David Keplinger: Another City

Interview und Beitrag von Thomas Maier

David Keplinger schreibt Gedichte. Und zwar gute. In den Texten des 1968 in Philadelphia, Pennsylvania, geborenen Poeten wechseln sich Episoden aus dem Leben scheinbarer Durchschnittsmenschen ab mit (gar nicht so unähnlichen) Eindrücken solcher Individuen, die nicht nur in der Geschichte wohnen, sondern sie durch ihre schiere Größe teils gar transzendieren – und das auf eine Art, dass dem geneigten Kritiker auch ein Satz wie „When I arrived at the last poem in the book, I turned back to the beginning, because it is an impossible conversation to end“ (American Literary Review) komplett ohne Heuchelei von den Lippen kommen kann. Keplinger tut das, was er tut nun schon seit einiger Zeit. Bisher liegen vier Gedichtbände vor, zuletzt „The Most Natural Thing“ (2013) und „The Prayers of Others“ (2006). 2018 endlich erscheint dann auch der Fünfte, „Another City“, bei Milkweed Editions. Bereits am 12.06. diesen Jahres, ergo Montag, ist Keplinger aber mit Gedichten aus seinem neuesten Werk zu Gast bei uns in der Lettrétage, wo er gemeinsam mit seinem Freund und Übersetzer Jan Wagner („Regentonnenvariationen“, Hanser) lesen wird. Wir durften vorab nicht nur einige der Gedichte lesen, sondern auch mit dem Autoren selbst sprechen.

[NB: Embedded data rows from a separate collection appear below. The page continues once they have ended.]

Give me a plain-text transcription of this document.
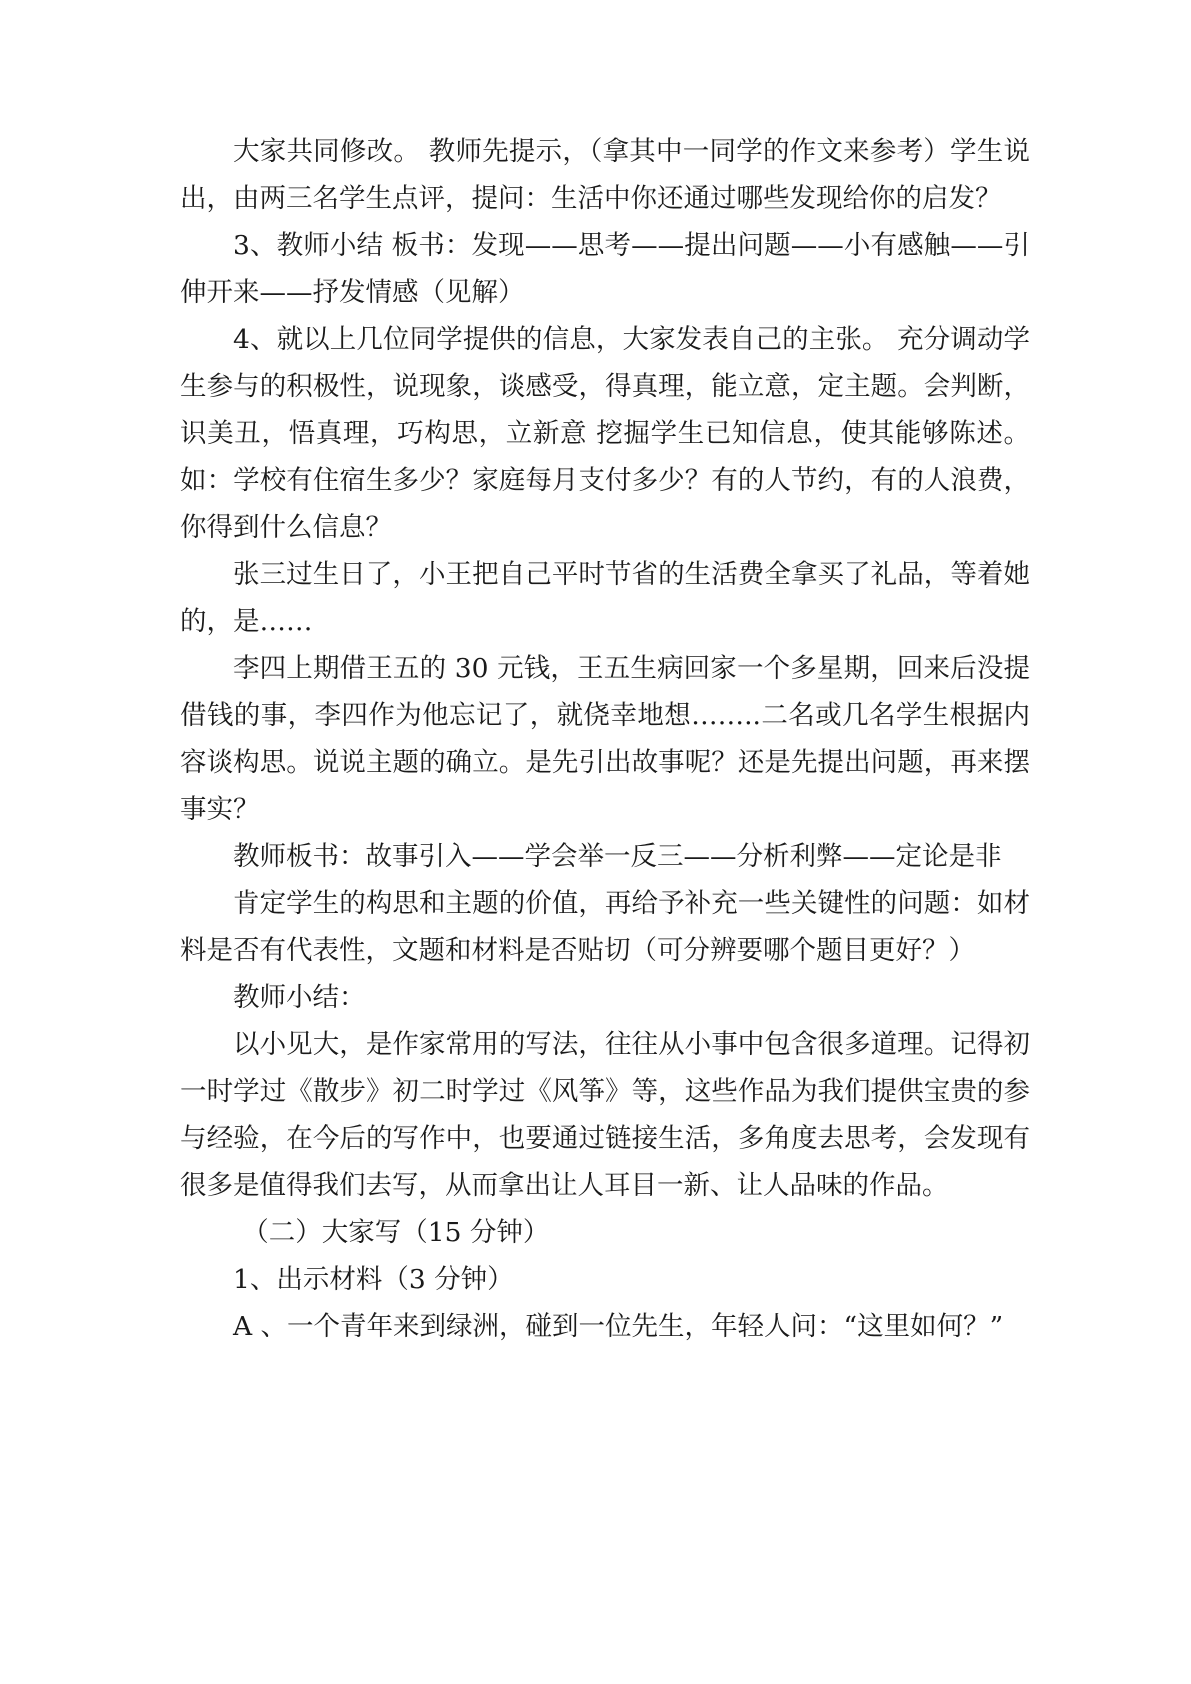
大家共同修改。 教师先提示，（拿其中一同学的作文来参考）学生说出，由两三名学生点评，提问：生活中你还通过哪些发现给你的启发？

3、教师小结 板书：发现——思考——提出问题——小有感触——引伸开来——抒发情感（见解）

4、就以上几位同学提供的信息，大家发表自己的主张。 充分调动学生参与的积极性，说现象，谈感受，得真理，能立意，定主题。会判断，识美丑，悟真理，巧构思，立新意 挖掘学生已知信息，使其能够陈述。 如：学校有住宿生多少？家庭每月支付多少？有的人节约，有的人浪费，你得到什么信息？

张三过生日了，小王把自己平时节省的生活费全拿买了礼品，等着她的，是……

李四上期借王五的 30 元钱，王五生病回家一个多星期，回来后没提借钱的事，李四作为他忘记了，就侥幸地想……..二名或几名学生根据内容谈构思。说说主题的确立。是先引出故事呢？还是先提出问题，再来摆事实？

教师板书：故事引入——学会举一反三——分析利弊——定论是非

肯定学生的构思和主题的价值，再给予补充一些关键性的问题：如材料是否有代表性，文题和材料是否贴切（可分辨要哪个题目更好？）

教师小结：

以小见大，是作家常用的写法，往往从小事中包含很多道理。记得初一时学过《散步》初二时学过《风筝》等，这些作品为我们提供宝贵的参与经验，在今后的写作中，也要通过链接生活，多角度去思考，会发现有很多是值得我们去写，从而拿出让人耳目一新、让人品味的作品。

（二）大家写（15 分钟）

1、出示材料（3 分钟）

A 、一个青年来到绿洲，碰到一位先生，年轻人问：“这里如何？”
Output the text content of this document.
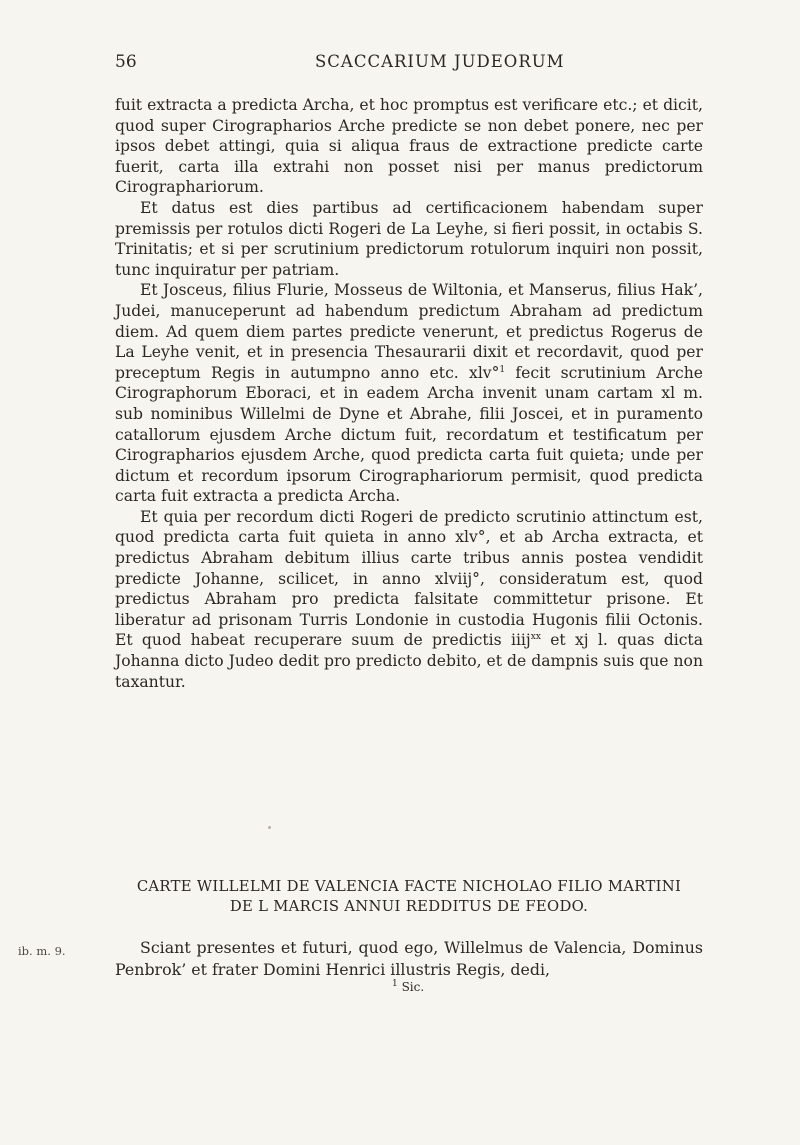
56	SCACCARIUM JUDEORUM

fuit extracta a predicta Archa, et hoc promptus est verificare etc.; et dicit, quod super Cirographarios Arche predicte se non debet ponere, nec per ipsos debet attingi, quia si aliqua fraus de extractione predicte carte fuerit, carta illa extrahi non posset nisi per manus predictorum Cirographariorum.

Et datus est dies partibus ad certificacionem habendam super premissis per rotulos dicti Rogeri de La Leyhe, si fieri possit, in octabis S. Trinitatis; et si per scrutinium predictorum rotulorum inquiri non possit, tunc inquiratur per patriam.

Et Josceus, filius Flurie, Mosseus de Wiltonia, et Manserus, filius Hak’, Judei, manuceperunt ad habendum predictum Abraham ad predictum diem. Ad quem diem partes predicte venerunt, et predictus Rogerus de La Leyhe venit, et in presencia Thesaurarii dixit et recordavit, quod per preceptum Regis in autumpno anno etc. xlv°$^1$ fecit scrutinium Arche Cirographorum Eboraci, et in eadem Archa invenit unam cartam xl m. sub nominibus Willelmi de Dyne et Abrahe, filii Joscei, et in puramento catallorum ejusdem Arche dictum fuit, recordatum et testificatum per Cirographarios ejusdem Arche, quod predicta carta fuit quieta; unde per dictum et recordum ipsorum Cirographariorum permisit, quod predicta carta fuit extracta a predicta Archa.

Et quia per recordum dicti Rogeri de predicto scrutinio attinctum est, quod predicta carta fuit quieta in anno xlv°, et ab Archa extracta, et predictus Abraham debitum illius carte tribus annis postea vendidit predicte Johanne, scilicet, in anno xlviij°, consideratum est, quod predictus Abraham pro predicta falsitate committetur prisone. Et liberatur ad prisonam Turris Londonie in custodia Hugonis filii Octonis. Et quod habeat recuperare suum de predictis iiij$^{xx}$ et xj l. quas dicta Johanna dicto Judeo dedit pro predicto debito, et de dampnis suis que non taxantur.

CARTE WILLELMI DE VALENCIA FACTE NICHOLAO FILIO MARTINI
DE L MARCIS ANNUI REDDITUS DE FEODO.
ib. m. 9.	Sciant presentes et futuri, quod ego, Willelmus de Valencia, Dominus Penbrok’ et frater Domini Henrici illustris Regis, dedi,

$^1$ Sic.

TM: David, first of all thank you for taking the time. I did some research and came across a wonderful sentence in a review of „The Most Natural Thing“. The critic wrote „Keplinger creates unusual conversations among the poems: when the book is closed, Flash Gordon lives beside the French Symbolists, a sexual encounter at a teenager’s first job beside Vasco da Gama.“ I was under the very same expression, there are a lot of seemingly disparant elements, but those are at the same time exquisitly connected by your voice. What interests you about these variances, this juxtapposition that then again turns out to not really be one at all?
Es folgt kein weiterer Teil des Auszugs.